The technical exploitation of this vulnerability enables attackers to achieve complete system compromise through command injection techniques that leverage the device's administrative interfaces. Attackers can manipulate input fields within the access point's web management console or API endpoints to inject malicious commands that execute with root privileges. This scenario aligns with common software security weaknesses categorized under CWE-77 and CWE-89, which specifically address command injection vulnerabilities where user-controllable data flows into system commands without proper validation or sanitization. The attack vector likely involves manipulation of parameters used in network configuration, authentication, or system management functions that directly invoke operating system commands.
The operational impact of this vulnerability extends far beyond simple privilege escalation, creating a comprehensive security breach that undermines all fundamental security principles. Confidentiality is compromised as attackers gain access to sensitive network configurations, user credentials, and potentially intercepted network traffic. Integrity suffers as malicious commands can modify system files, network policies, or device configurations to establish persistent backdoors or alter network behavior.
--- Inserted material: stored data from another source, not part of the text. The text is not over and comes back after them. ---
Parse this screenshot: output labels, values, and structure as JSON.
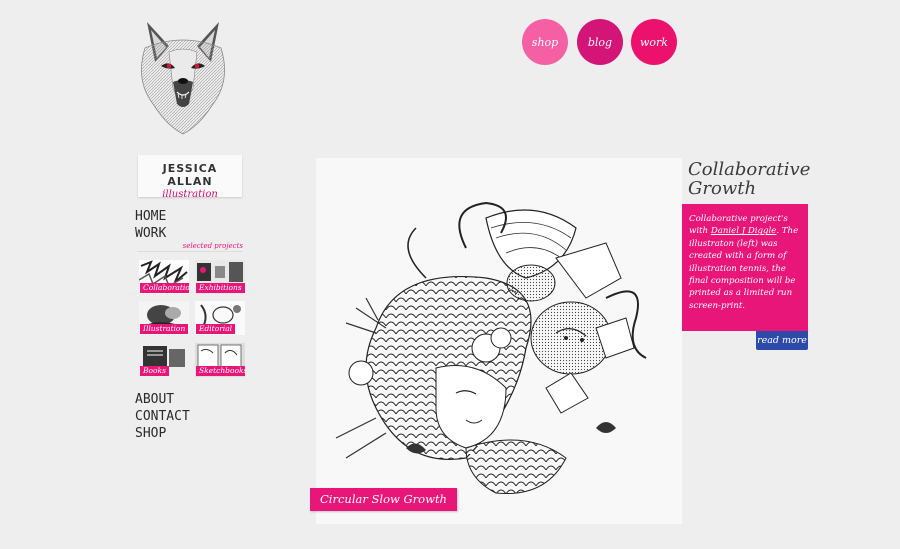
{
  "brand": {
    "name": "JESSICA ALLAN",
    "tagline": "illustration"
  },
  "top_nav": [
    {
      "label": "shop",
      "color": "#f560a5"
    },
    {
      "label": "blog",
      "color": "#d31577"
    },
    {
      "label": "work",
      "color": "#ed116e"
    }
  ],
  "left_nav": {
    "home": "HOME",
    "work": "WORK",
    "selected_projects": "selected projects",
    "about": "ABOUT",
    "contact": "CONTACT",
    "shop": "SHOP"
  },
  "project_thumbs": [
    {
      "label": "Collaboration"
    },
    {
      "label": "Exhibitions"
    },
    {
      "label": "Illustration"
    },
    {
      "label": "Editorial"
    },
    {
      "label": "Books"
    },
    {
      "label": "Sketchbooks"
    }
  ],
  "main": {
    "caption": "Circular Slow Growth"
  },
  "project": {
    "title": "Collaborative Growth",
    "desc_before": "Collaborative project's with ",
    "desc_link": "Daniel J Diggle",
    "desc_after": ". The illustraton (left) was created with a form of illustration tennis, the final composition will be printed as a limited run screen-print.",
    "read_more": "read more"
  },
  "colors": {
    "accent_pink": "#e9167a",
    "read_more_blue": "#2c4aa8",
    "background": "#efeeef"
  }
}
Availability is at risk through potential denial of service attacks or system crashes that can render the access point inoperable. Most critically, the attacker achieves full control over the device, enabling them to establish persistent access, redirect network traffic, or use the compromised access point as a pivot for further attacks within the network infrastructure.
The security implications of this vulnerability align with tactics and techniques documented in the ATT&CK framework under privilege escalation and command and control categories. Specifically, this vulnerability maps to techniques such as T1059.001 (Command and Scripting Interpreter) and T1068 (Local Privilege Escalation), where attackers leverage system vulnerabilities to execute commands with elevated privileges. The compromised access point becomes a valuable asset for attackers seeking to maintain persistent access within network environments, particularly in scenarios where the device serves as a central network hub or gateway. Organizations should consider implementing network segmentation and monitoring to detect anomalous command execution patterns that might indicate exploitation attempts. The vulnerability demonstrates the critical importance of proper input validation and privilege separation in embedded network devices, highlighting how insufficient security controls in management interfaces can provide attackers with complete system compromise capabilities.
Mitigation strategies should focus on immediate patch deployment for affected firmware versions, followed by network segmentation to limit the potential impact of successful exploitation. Device administrators should implement strict input validation controls and regularly audit management interface configurations to prevent similar vulnerabilities from emerging. Network monitoring solutions should be configured to detect unusual command execution patterns or unauthorized configuration changes that might indicate exploitation attempts. Additionally, organizations should consider implementing network access controls that limit administrative access to these devices and establish robust incident response procedures to address potential compromise scenarios. The vulnerability underscores the necessity of security-by-design principles in network infrastructure devices, emphasizing the need for comprehensive security testing and validation of all input handling mechanisms within management interfaces.